L’élimination de l’aide d’urgence pourrait envoyer une onde de choc à l’économie, selon Heather Boushey, économiste au Centre de gauche pour le progrès américain. «Les individus seront plus enclins à exclure les locataires seront cesser de payer leur loyer et ce sera mauvais pour les affaires -.. Ils vont tout simplement voir moins de clients», dit-elle.
Certains chefs d’entreprise Fortune 500 ont reconnu l’impact que les allocations chômage ont sur leurs résultats. Le chef de Walmart Etats-Unis (WMT) a déclaré récemment que le nombre de ses clients en s’appuyant sur l’aide gouvernementale était en hausse. Le PDG de Fred, une chaîne d’épicerie grand magasin, a déclaré cet été que “principaux clients” de l’entreprise dans le Sud dérivés 23% -25% de leur revenu personnel de l’aide fédérale. Mais principales organisations d’entreprises sont pour la plupart silencieux sur la question.
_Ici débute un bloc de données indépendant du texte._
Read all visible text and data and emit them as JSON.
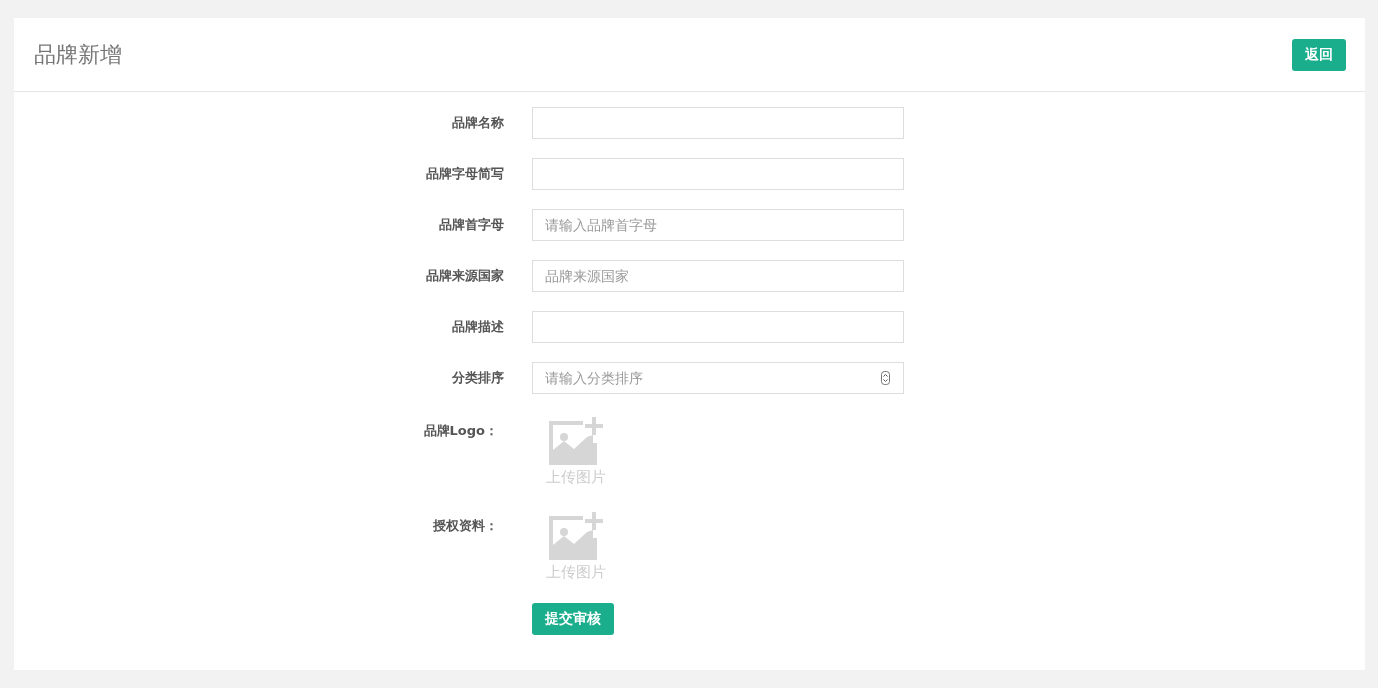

Fortune a demandé à la Fédération nationale de l’entreprise indépendante, la Chambre de Commerce et l’Association nationale épiciers sur l’impact économique des prestations de chômage; aucun des groupes proposés commentaire.
Pourquoi est-Corporate America maman sur la question? Certains chefs d’entreprises, comme Burd, peuvent craindre que de tels programmes de décourager les chômeurs de chercher du travail. D’autres peuvent tout simplement se méfier d’impôts. Bien que les extensions sont financés par le gouvernement fédéral, le secteur privé pourrait être appelé à payer la facture sur la route. «À la fin de la journée, le gouvernement fédéral a pour équilibrer le budget, et il va sortir de recettes fiscales générales», explique Chetty.
Mais Perry, l’épicier du Maine, dit qu’il préfère payer plus d’impôts que d’endurer la baisse de demande du client. «S’il ya un moyen de mettre de l’argent dans la poche de la personne moyenne, qui va aller beaucoup plus loin vers moi d’investir dans mon entreprise», dit-il.